Last year, as Deputy Mayor of Jerusalem, I presented encouraging statistics and trends regarding the Arab population in Jerusalem: I noted a significant step towards integration by Arabs in east Jerusalem who were increasingly graduating the Israeli matriculation (bagrut) exams, as opposed to the tawjihi Palestinian matriculation exams. I cited upward-bound statistics in social mobility trends, with the substantially-increased participation of Arab men and women in the workforce.

These positive trends are a point of pride for those of us who focused on Arab integration throughout the past several years on the Jerusalem City Council. We were and still are working towards the transformation of east Jerusalem into ‘Silicon Wadi’, a future hub for technology and innovation in Israel’s most multicultural city and its eternal capital.

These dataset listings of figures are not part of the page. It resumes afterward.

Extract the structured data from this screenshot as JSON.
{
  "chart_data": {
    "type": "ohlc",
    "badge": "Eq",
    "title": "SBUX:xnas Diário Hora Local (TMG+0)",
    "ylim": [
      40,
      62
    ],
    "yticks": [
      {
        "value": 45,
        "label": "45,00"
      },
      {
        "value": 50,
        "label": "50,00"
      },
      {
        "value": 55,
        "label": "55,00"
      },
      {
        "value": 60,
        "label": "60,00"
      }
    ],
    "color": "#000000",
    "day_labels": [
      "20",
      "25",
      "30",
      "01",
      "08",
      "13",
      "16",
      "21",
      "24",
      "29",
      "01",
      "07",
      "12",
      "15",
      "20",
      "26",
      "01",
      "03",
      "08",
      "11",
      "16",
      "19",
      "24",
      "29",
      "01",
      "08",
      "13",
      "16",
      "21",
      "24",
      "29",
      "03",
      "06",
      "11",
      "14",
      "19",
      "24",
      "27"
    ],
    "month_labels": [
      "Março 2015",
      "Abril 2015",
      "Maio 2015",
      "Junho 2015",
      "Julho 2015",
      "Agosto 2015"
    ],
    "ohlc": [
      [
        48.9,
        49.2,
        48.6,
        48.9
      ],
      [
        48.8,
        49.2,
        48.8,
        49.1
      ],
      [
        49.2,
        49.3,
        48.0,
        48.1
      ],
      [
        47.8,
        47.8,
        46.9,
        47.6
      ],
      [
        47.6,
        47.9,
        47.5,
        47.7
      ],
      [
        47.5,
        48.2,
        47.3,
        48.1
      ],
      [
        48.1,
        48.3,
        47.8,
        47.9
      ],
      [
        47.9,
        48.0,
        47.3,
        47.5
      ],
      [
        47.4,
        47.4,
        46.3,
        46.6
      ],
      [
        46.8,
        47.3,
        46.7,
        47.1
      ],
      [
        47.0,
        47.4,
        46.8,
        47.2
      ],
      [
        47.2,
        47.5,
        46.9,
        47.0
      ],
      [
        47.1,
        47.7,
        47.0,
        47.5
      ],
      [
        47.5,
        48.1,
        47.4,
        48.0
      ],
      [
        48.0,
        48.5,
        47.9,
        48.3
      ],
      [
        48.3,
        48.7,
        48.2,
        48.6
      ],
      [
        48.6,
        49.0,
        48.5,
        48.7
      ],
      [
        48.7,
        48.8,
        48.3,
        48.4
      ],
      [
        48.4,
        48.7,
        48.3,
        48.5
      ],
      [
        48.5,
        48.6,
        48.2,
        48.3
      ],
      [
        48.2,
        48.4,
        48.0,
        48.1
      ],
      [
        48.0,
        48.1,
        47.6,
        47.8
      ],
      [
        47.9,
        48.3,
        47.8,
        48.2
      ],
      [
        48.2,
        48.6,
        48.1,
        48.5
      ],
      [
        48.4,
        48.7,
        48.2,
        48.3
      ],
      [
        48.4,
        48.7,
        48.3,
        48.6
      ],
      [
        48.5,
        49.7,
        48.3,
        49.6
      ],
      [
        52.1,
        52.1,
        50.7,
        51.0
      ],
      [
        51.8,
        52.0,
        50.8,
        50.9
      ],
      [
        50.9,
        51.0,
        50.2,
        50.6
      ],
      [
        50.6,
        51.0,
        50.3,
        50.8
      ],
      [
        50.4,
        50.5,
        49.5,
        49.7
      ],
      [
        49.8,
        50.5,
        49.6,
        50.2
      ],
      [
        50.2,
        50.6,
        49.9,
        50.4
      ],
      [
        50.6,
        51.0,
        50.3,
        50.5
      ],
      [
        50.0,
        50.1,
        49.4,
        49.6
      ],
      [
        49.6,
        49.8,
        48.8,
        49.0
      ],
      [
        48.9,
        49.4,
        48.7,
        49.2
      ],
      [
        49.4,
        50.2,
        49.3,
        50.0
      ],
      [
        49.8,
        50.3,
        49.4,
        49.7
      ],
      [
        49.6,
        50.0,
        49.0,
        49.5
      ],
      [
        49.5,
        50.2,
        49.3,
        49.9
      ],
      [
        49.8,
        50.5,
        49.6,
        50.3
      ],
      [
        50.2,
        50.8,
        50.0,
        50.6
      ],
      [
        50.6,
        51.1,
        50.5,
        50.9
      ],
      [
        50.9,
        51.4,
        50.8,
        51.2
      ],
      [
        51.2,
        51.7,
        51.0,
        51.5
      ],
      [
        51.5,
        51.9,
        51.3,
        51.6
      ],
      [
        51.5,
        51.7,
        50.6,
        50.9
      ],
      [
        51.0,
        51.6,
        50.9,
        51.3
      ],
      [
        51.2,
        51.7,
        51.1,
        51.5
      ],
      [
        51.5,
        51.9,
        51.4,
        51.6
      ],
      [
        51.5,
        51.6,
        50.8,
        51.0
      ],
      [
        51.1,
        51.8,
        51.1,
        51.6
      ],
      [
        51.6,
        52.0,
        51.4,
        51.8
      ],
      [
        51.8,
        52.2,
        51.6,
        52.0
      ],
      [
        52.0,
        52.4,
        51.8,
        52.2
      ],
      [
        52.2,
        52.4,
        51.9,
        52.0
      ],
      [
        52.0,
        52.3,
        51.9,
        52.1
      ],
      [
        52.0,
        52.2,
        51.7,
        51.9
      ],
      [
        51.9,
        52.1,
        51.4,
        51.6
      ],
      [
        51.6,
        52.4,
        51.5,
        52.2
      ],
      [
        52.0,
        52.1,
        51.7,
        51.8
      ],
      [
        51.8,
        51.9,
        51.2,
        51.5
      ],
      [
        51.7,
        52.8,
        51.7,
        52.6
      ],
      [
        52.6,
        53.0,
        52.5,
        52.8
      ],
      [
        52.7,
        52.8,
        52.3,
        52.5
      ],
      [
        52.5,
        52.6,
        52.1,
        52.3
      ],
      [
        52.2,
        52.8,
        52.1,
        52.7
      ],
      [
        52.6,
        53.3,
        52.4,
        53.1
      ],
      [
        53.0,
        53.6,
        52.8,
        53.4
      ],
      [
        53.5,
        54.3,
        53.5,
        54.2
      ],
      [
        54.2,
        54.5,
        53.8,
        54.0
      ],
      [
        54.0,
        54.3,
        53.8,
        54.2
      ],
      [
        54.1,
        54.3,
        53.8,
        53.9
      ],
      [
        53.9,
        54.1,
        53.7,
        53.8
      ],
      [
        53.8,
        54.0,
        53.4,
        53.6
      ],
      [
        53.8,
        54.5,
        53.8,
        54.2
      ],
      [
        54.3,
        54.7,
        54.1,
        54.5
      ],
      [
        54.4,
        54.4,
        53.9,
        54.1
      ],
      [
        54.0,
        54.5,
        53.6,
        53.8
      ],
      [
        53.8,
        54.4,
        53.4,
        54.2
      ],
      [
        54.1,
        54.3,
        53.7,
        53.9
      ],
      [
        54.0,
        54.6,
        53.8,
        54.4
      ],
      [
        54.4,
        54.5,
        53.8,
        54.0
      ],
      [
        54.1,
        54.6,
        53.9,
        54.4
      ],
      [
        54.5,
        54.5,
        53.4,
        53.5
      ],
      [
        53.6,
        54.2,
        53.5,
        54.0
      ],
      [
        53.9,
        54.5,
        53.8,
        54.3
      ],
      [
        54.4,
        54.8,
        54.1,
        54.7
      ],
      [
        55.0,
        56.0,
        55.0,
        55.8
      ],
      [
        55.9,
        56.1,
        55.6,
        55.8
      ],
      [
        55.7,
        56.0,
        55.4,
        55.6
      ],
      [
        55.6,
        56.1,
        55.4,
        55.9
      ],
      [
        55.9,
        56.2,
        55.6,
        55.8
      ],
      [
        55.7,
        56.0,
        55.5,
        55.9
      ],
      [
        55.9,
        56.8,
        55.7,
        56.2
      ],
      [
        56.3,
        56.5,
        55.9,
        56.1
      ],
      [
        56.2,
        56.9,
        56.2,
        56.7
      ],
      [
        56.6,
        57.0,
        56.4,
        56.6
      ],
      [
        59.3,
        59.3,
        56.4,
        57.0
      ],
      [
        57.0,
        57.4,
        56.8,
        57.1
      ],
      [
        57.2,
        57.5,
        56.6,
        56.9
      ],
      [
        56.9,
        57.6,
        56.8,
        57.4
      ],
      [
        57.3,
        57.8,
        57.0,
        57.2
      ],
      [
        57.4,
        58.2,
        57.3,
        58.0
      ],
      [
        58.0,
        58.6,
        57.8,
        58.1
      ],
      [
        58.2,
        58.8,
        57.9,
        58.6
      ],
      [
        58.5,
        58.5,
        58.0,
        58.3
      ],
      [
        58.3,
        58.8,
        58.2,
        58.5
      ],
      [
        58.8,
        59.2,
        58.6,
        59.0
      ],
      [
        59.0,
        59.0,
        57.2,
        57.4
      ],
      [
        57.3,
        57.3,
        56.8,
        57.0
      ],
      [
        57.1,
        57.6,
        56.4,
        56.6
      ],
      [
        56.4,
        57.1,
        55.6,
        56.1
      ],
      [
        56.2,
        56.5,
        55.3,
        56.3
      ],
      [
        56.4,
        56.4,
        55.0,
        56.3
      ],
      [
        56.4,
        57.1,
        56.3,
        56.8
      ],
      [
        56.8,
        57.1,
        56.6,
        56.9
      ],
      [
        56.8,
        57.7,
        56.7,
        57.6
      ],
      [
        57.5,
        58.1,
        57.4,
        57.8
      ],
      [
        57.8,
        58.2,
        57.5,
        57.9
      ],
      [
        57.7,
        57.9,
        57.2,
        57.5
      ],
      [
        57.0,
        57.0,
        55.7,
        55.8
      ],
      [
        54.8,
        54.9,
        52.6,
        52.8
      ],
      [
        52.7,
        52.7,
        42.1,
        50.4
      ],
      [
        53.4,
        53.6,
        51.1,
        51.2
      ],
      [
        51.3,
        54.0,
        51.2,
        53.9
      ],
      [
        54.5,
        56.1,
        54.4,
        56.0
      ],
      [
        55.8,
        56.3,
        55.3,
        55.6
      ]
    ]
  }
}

On October 7th, Hamas leader Yahya Sinwar expected the Arabs of Jerusalem to view the scenes of death and destruction on their televisions with glee and to participate in the rampage. He could not have been more wrong. While two devastating internal terror attacks have occurred since October 7, the Arab population of Jerusalem, on the whole, has preferred to stay out of Hamas’s unholy war of terror. Hamas called for unrest at the Temple Mount and al-Aqsa Mosque compound in the Fridays of Ramadan as they do every year, and yet the Old City was blessedly quiet, bolstered, of course, by the strong presence of Israeli police and security forces to ensure safe worship for all.

We have long known that the majority of the Jerusalem Arab residents prefer to live under Israeli sovereignty and the Jerusalem municipality, rather than living under some future Palestinian state. The past several years of concerted efforts towards integration and the improvement of quality of life for Arab residents have contributed to the feeling of belonging amongst Jerusalem’s Arabs and to the relative calm of late.

Yet, our eyes must be open to the longstanding problem of hatred, incitement against Jews, and glorification of martyrdom that is endemic to the Palestinian educational curriculum. This curriculum is taught not only in the West Bank, but in Jerusalem as well, including in UNRWA schools, where it is even funded by the Israeli education ministry. I have long sought to convince the world of the poison of UNRWA. The extent of UNWRA’s corruption and involvement in terror was made undeniable when UNRWA employees dragged Jewish bodies into Gaza, when UNRWA teachers held Israelis hostage for months, and when UNWRA sites were discovered to be covering mass stockpiles of weapons and terror tunnels.

The world may call these bad actors or a minority, but we in Jerusalem must see the moral rot of UNWRA for what it is, recognize its role in radicalizing young Palestinians, including in East Jerusalem, and do our part to quash it amongst us.

It seems hard to imagine peace with our neighbors after October 7. Nevertheless, we must fully embody the model of peace that is Jerusalem’s potential. We must emphasize that deradicalization, and replacing the culture of incitement with a culture of cooperation, is key to building sustainable peace and coexistence. We must work to both deradicalize the bad actors, and maximize the shared productivity, mutual benefit, and high standard of living within our city for all its residents.

Many would have said — and indeed some still say, with their eyes closed to the everyday scenes we take for granted — that what we have in Jerusalem is not possible. Yet we know that it is. Let us improve, build, and continue to model Jerusalem despite the naysayers. With stubborn sabra determination, let us show our neighbors what coexistence look like.

Published in Times of Israel, June 9, 2024.